Quickstart: Configure a hybrid cluster with Azure Managed Instance for Apache Cassandra using Client Configurator

The Azure Client configurator is a tool designed to assist you in configuring a hybrid cluster and simplifying the migration process to Azure Managed Instance for Apache Cassandra. If you currently have on-premises datacenters or are operating in a self-hosted environment, you can use Azure Managed Instance for Apache Cassandra to seamlessly incorporate other datacenters into your cluster while effectively maintaining them.

Important

Client Configurator tool is in public preview. This feature is provided without a service level agreement, and it's not recommended for production workloads. For more information, see Supplemental Terms of Use for Microsoft Azure Previews.

Prerequisites

  • This article requires the Azure CLI version 2.30.0 or higher. If you are using Azure Cloud Shell, the latest version is already installed.

  • Azure Virtual Network with connectivity to your self-hosted or on-premises environment. For more information on connecting on premises environments to Azure, see the Connect an on-premises network to Azure article.

  • Python installation is required. You can check if python is installed by running python --version in your terminal.

  • Ensure that both the Azure Managed Instance and on-premises Cassandra cluster are located on the same virtual network. If not, it is necessary to establish network peering or other means of connectivity (for example, express route).

  • The cluster name for both the Managed cluster and local cluster must be the same. * In the cassandra.yaml file ensure the storage port is set to 7001 and the cluster name is same as the managed cluster:

cluster_name: managed_cluster-name
storage_port: 7001
UPDATE system.local SET cluster_name = 'managed_cluster-name' where key='local';

Installation

python3 -m venv env
source env/bin/activate
python3 -m pip install -r requirements.txt
  • Sign into Azure CLI az login
  • Run the python script within the client folder with information from the existing (on-premises) cluster:
python3 client_configurator.py --subscription-id <subcriptionId> --cluster-resource-group <clusterResourceGroup> --cluster-name <clusterName> --initial-password <initialPassword> --vnet-resource-group <vnetResourceGroup> --vnet-name <vnetName> --subnet-name <subnetName> --location <location> --seed-nodes <seed1 seed2 seed3> --mi-dc-name <managedInstanceDataCenterName> --dc-name <onPremDataCenterName> --sku <sku>

Note

  • subscription-id: Azure subscription id.
  • cluster-resource-group: Resource group which your cluster resides.
  • cluster-name: Azure Managed Instance cluster name.
  • initial-password: Password for your Azure Managed Instance for Apache Cassandra cluster.
  • vnet-resource-group: The resource group attached to the virtual network.
  • vnet-name: Name of the virtual network attached to your cluster.
  • subnet-name: The name of the IP addressed allocated to the Cassandra cluster.
  • location: Where your cluster is deployed.
  • seed-nodes: The seed nodes of the existing datacenters in your on-premises or self-hosted Cassandra cluster.
  • mi-dc-name: The data center name of your Azure Managed Instance cluster.
  • dc-name: The data center name of the on-prem cluster.
  • sku: The virtual machine SKU size.
  • The Python script produces a tar archive named install_certs.tar.gz. * Unpack this folder into /etc/cassandra/ on each node.

    sudo tar -xzvf install_certs.tar.gz -C /etc/cassandra
    
  • Inside the /etc/cassandra/ folder, run sudo ./install_certs.sh.

    • Ensure that the script is executable by running sudo chmod +x install_certs.sh.
    • The script installs and point Cassandra towards the new certs needed to connect to the Azure Managed Instance cluster.
    • It then prompts user to restart Cassandra.
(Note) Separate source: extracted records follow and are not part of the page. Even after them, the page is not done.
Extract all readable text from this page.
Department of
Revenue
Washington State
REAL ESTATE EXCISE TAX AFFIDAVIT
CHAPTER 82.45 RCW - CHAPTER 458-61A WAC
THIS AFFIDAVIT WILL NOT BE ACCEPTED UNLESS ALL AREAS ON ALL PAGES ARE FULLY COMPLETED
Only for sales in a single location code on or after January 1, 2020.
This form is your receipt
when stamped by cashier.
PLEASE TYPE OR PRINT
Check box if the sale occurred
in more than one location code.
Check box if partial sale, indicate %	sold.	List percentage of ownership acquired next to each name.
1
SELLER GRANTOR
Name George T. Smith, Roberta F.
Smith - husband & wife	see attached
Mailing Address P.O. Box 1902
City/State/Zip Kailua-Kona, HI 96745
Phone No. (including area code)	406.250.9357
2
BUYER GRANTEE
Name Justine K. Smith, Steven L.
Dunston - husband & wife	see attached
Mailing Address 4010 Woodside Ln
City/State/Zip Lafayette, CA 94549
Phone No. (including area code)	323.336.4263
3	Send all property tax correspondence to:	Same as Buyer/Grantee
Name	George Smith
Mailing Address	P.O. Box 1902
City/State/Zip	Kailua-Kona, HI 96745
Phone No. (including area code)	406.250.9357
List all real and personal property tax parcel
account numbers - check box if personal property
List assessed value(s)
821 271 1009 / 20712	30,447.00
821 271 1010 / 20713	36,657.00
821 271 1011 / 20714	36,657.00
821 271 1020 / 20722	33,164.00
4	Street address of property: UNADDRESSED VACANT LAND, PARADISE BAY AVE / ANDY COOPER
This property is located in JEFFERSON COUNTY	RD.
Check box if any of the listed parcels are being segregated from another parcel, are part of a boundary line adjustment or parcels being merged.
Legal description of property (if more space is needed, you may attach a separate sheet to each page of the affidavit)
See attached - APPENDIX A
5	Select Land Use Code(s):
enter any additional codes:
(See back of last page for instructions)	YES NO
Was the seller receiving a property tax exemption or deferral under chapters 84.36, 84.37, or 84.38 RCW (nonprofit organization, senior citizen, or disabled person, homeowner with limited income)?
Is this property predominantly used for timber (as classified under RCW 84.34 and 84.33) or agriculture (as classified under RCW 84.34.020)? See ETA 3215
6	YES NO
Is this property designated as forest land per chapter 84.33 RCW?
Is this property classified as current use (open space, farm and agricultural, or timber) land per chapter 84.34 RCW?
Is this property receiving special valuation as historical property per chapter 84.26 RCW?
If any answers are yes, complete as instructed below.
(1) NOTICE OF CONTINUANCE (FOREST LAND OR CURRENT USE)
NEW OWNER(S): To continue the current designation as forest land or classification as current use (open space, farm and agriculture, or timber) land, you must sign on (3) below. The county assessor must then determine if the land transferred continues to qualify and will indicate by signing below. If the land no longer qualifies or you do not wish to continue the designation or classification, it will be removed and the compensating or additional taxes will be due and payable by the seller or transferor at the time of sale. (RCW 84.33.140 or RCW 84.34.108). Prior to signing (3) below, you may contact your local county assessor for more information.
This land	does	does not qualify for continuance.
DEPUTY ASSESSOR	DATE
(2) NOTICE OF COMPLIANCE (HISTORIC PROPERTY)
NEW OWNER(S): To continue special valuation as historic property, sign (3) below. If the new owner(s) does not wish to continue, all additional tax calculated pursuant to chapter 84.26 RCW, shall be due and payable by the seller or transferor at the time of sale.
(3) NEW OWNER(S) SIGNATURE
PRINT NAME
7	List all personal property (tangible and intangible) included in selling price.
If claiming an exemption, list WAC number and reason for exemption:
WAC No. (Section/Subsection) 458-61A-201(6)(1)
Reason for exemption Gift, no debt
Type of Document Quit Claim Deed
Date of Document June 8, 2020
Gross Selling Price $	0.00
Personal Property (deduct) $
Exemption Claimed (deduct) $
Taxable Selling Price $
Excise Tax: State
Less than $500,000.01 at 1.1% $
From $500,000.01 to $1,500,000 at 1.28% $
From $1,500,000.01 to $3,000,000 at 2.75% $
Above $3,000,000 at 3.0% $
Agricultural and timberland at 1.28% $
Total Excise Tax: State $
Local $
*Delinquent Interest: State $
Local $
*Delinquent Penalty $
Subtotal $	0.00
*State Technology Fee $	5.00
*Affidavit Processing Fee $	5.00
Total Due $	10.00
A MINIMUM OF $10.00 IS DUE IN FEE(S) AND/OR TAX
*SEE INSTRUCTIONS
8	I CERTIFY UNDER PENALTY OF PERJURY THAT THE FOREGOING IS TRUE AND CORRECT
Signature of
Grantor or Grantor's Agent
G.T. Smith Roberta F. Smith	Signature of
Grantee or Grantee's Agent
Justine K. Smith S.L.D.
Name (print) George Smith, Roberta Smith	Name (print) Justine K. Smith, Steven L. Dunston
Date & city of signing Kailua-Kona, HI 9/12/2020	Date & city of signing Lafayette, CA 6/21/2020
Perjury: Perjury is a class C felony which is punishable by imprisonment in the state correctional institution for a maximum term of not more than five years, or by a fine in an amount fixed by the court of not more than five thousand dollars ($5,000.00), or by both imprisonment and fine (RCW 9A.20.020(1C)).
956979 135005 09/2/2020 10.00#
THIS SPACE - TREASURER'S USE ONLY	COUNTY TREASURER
Screenshot of the result of running the script.
  • Once Cassandra is done restarting on all nodes, check nodetool status. Both datacenters should appear in the list, with their nodes in the UN (Up/Normal) state.

  • From your Azure Managed Instance for Apache Cassandra, you can then select AllKeyspaces to change the replication settings in your Keyspace schema and start the migration process to Cassandra Managed Instance cluster.

    Screenshot of selecting all key spaces.

Tip

Auto-Replicate setting should be enabled via an arm template. The arm template should include:

"properties":{
...
"externalDataCenters": ["dc-name-1","dc-name-2"],
"autoReplicate": "AllKeyspaces",
...
}

Warning

This will change all your keyspaces definition to include WITH REPLICATION = { 'class' : 'NetworkTopologyStrategy', 'on-prem-datacenter-1' : 3, 'mi-datacenter-1': 3 }. If this is not the topology you want, you will need to adjust it and run nodetool rebuild manually on the Cassandra Managed Instance cluster. Learn more about Auto-Replication

  • Update and monitor data replication progress by selecting the Data Center pane

    Screenshot showing replication progress.

[!INFO]

Next steps

In this quickstart, you learned how to create a hybrid cluster using Azure Managed Instance for Apache Cassandra Client Configurator. You can now start working with the cluster.